# Is the Zariski topology on a variety $V$ a maximal Noetherian topology?

Let $$K$$ be an algebraically closed field. By a variety $$V$$ definable over $$K$$, I mean a quasi-projective or an algebraic variety in sense of Weil. It is the set of points in an affine or a projective space over some bigger algebraically closed field $$L$$.

Now consider the Zariski topology $$\tau$$ on $$V$$ together with Krull dimension on closed sets. Is it possible to enrich this topology in the naive sense by adding new closed sets, so that the enriched topology $$\tau^\prime$$ is also a Noetherian topology?

In other words, is the Zariski topology on $$V$$ a maximal noetherian topology?

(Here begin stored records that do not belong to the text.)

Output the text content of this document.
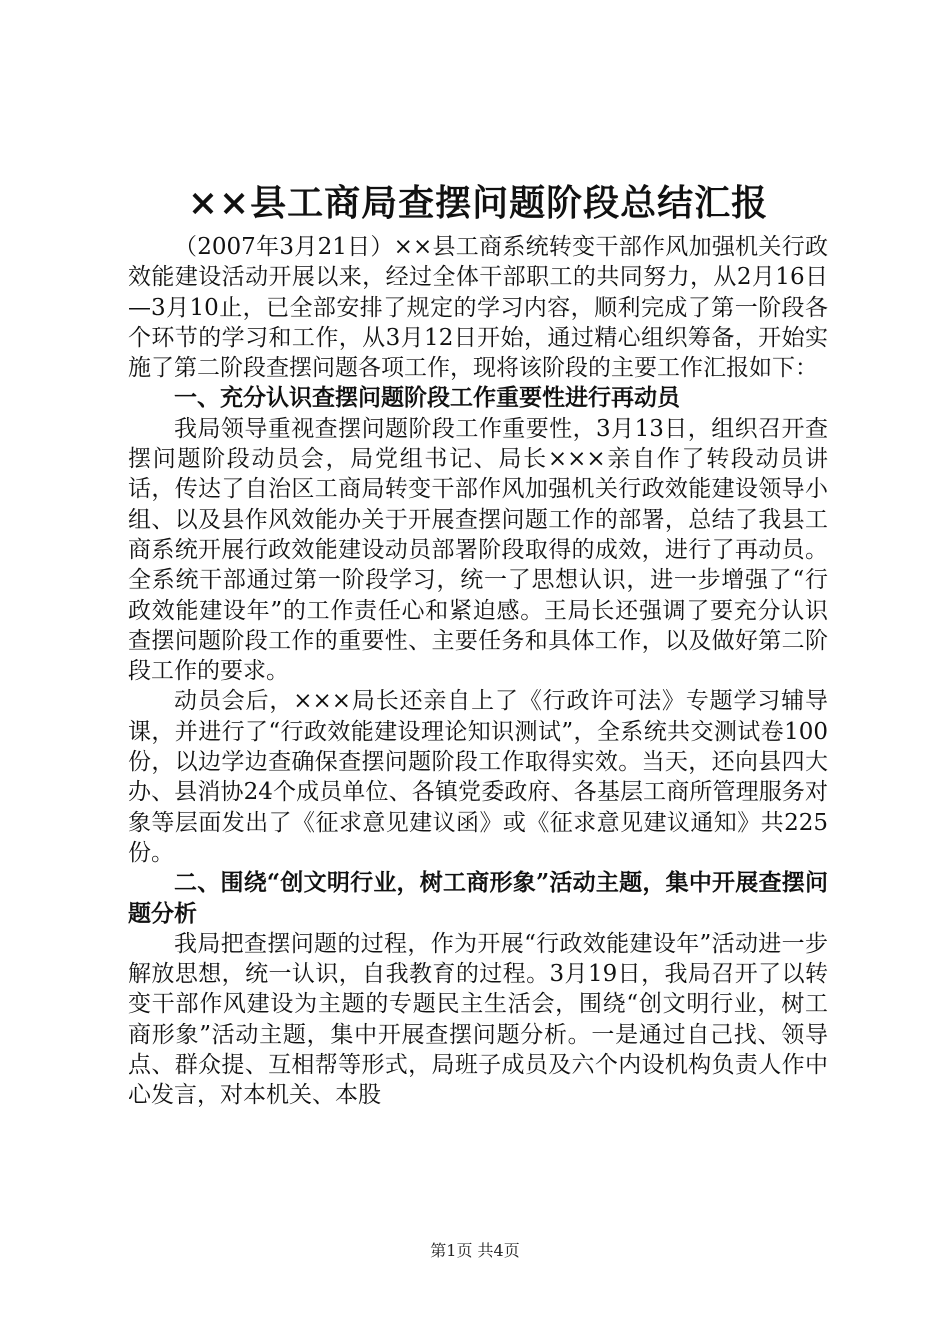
××县工商局查摆问题阶段总结汇报

（2007年3月21日）××县工商系统转变干部作风加强机关行政效能建设活动开展以来，经过全体干部职工的共同努力，从2月16日—3月10止，已全部安排了规定的学习内容，顺利完成了第一阶段各个环节的学习和工作，从3月12日开始，通过精心组织筹备，开始实施了第二阶段查摆问题各项工作，现将该阶段的主要工作汇报如下：

一、充分认识查摆问题阶段工作重要性进行再动员

我局领导重视查摆问题阶段工作重要性，3月13日，组织召开查摆问题阶段动员会，局党组书记、局长×××亲自作了转段动员讲话，传达了自治区工商局转变干部作风加强机关行政效能建设领导小组、以及县作风效能办关于开展查摆问题工作的部署，总结了我县工商系统开展行政效能建设动员部署阶段取得的成效，进行了再动员。全系统干部通过第一阶段学习，统一了思想认识，进一步增强了“行政效能建设年”的工作责任心和紧迫感。王局长还强调了要充分认识查摆问题阶段工作的重要性、主要任务和具体工作，以及做好第二阶段工作的要求。

动员会后，×××局长还亲自上了《行政许可法》专题学习辅导课，并进行了“行政效能建设理论知识测试”，全系统共交测试卷100份，以边学边查确保查摆问题阶段工作取得实效。当天，还向县四大办、县消协24个成员单位、各镇党委政府、各基层工商所管理服务对象等层面发出了《征求意见建议函》或《征求意见建议通知》共225份。

二、围绕“创文明行业，树工商形象”活动主题，集中开展查摆问题分析

我局把查摆问题的过程，作为开展“行政效能建设年”活动进一步解放思想，统一认识，自我教育的过程。3月19日，我局召开了以转变干部作风建设为主题的专题民主生活会，围绕“创文明行业，树工商形象”活动主题，集中开展查摆问题分析。一是通过自己找、领导点、群众提、互相帮等形式，局班子成员及六个内设机构负责人作中心发言，对本机关、本股

第1页 共4页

• What do you mean by "together with Krull dimension on closed sets"? – Eric Wofsey Nov 14 '18 at 21:30
• Actually it doesn't really add any more information. I was just emphasising the dimension on sets. If there's such an enrichment, I want it to come with a dimension that extends the original dimension. But that comes naturally, I think, with the noetherian topology. – ugur efem Nov 14 '18 at 21:34

Given any Noetherian topological space $$(X,\tau)$$, if you adjoin one more closed set $$C$$ the topology always remains Noetherian. That is, let $$\tau'$$ be the topology generated by $$\tau\cup\{X\setminus C\}$$; I claim $$\tau'$$ is Noetherian too. To simplify the argument, I will in fact enlarge $$\tau'$$ further to the topology $$\tau''$$ generated by $$\tau\cup\{C,X\setminus C\}$$. This topology $$\tau''$$ has a very simple description: it is just the disjoint union topology on $$X$$ when we decompose $$X$$ as $$C\coprod (X\setminus C)$$ and give both $$C$$ and $$X\setminus C$$ the subspace topology induced by $$\tau$$. But $$C$$ and $$X\setminus C$$ are both Noetherian in the subspace topology, and a disjoint union of finitely many Noetherian spaces is Noetherian, so $$\tau''$$ is Noetherian. Explicitly, given a descending sequence of $$\tau''$$-closed sets, their intersections with $$C$$ must eventually stabilize and their intersections with $$X\setminus C$$ must also eventually stabilize, so the entire sequence must eventually stabilize.